'C'est fait!'
'It's a bargain!'
'You see, I live by my Museum. And if the public once suspected that I was a visionary man, the press and the pulpit and general opinion would run me down immediately. I should be accused of denying the originality of the human race inferentially, through my orang-outang; of teaching lessons of maternal infidelity through my stuffed ostrich; of seducing youth into a seafaring life by my preserved whale. No more schools, at half-price on Saturday afternoon, accompanied by their principal; no more favorable notices by editors, 'who have been with their families,' for you, Orloff Ruricson!
'And what I am going to tell you will seem visionary. Even to you. Nevertheless, it is as real as any of the hardest facts in my daily life. Take my solemn word for it.
'When I was ten years old, my parents emigrated from Sweden to this country. At the age of twelve, I lost my father. At thirteen, I was apprenticed to a man who stuffed birds in Dutch-street. At fourteen, I was motherless. At twenty, my term was out, and I began to think of setting up as a taxidermist on my own hook. There! The Biographical Dictionary can't beat that summary of ten years, for compactness!
'I made a very liberal offer to my master; in fact, proposed to take him into partnership. He nobly refused to avail himself of my generosity. Bird-stuffing, even in New-York, was not a very lucrative business, and would hardly support two, he suggested. What did I think of one of the river towns? Albany, or Hudson, or Poughkeepsie, for instance? I did not tell him what; but in reality, I thought so little of them, that within ten days after my indenture was cancelled, I had taken a little nook in the Bowery, with window enough to show off three blue-jays, a chameleon, and a very young wild-cat, (whose domesticity I may, at this day, acknowledge to have been slandered by that name,) and sufficient door to display the inscription: 'Orloff Ruricson, Taxidermist and Aviarian Professor.' Even at that day, you see, Bonenfant, we impostors had begun to steal your literary title.'
'Sacrebleu! I do very moshe vish zat ze only ting ze plenty humbug professors now-a-days stuff vas ze birds!'
'Well, I may have stuffed the public a little, too. At any rate, they patronized me far better than I had any reason to expect.

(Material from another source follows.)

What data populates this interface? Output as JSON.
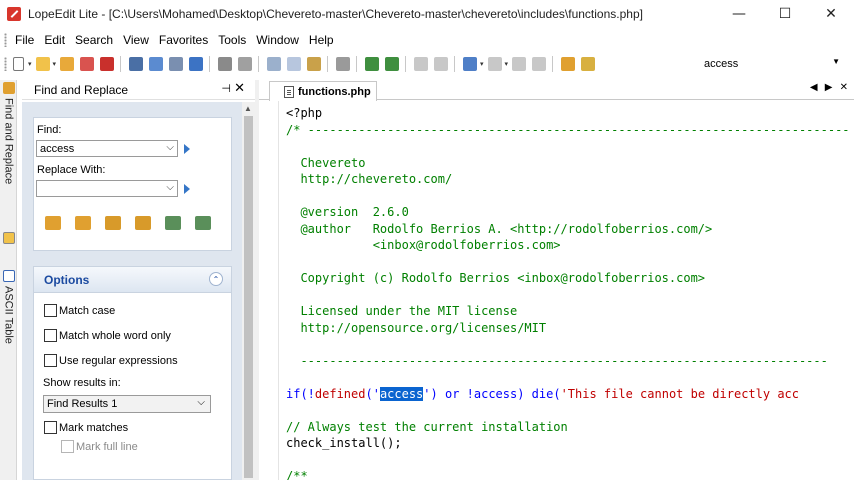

By the time I was of age, I had moved my business one door farther up, to a shop treble the size of the first; and instead of sleeping under and eating on top of my show-case, as I began, I occupied lodgings with a respectable cutler's widow, second-story front of a brick house on Third Avenue, and came down to my store every morning at nine o'clock, like any wholesale grocer.
'I had been installed in my comfortable quarters only six weeks, when a new lodger came to the boarding-house. The first thing that I knew of it, was my beholding, directly opposite me at a Sunday dinner, the most preternaturally homely face I had ever seen. As I took my seat, and opened my napkin, the cutler's widow inclined her head in the direction of the apparition, and uttered the words: 'Miss Brentnall.' I cast a glance and a bow in the same quarter, pronouncing the name after her. 'Mr. Ruricson,' said the landlady laconically, and nodded toward me. 'Mr. Ruricson,' repeated the miracle of plainness, in a voice so sweet that I could not rid myself of the impression that it must be the ventriloquism of some one else. At the same moment she smiled. The smile was as incongruous with the face as the voice; and for that glancing half-minute, Miss Brentnall was a dozen shades more endurable.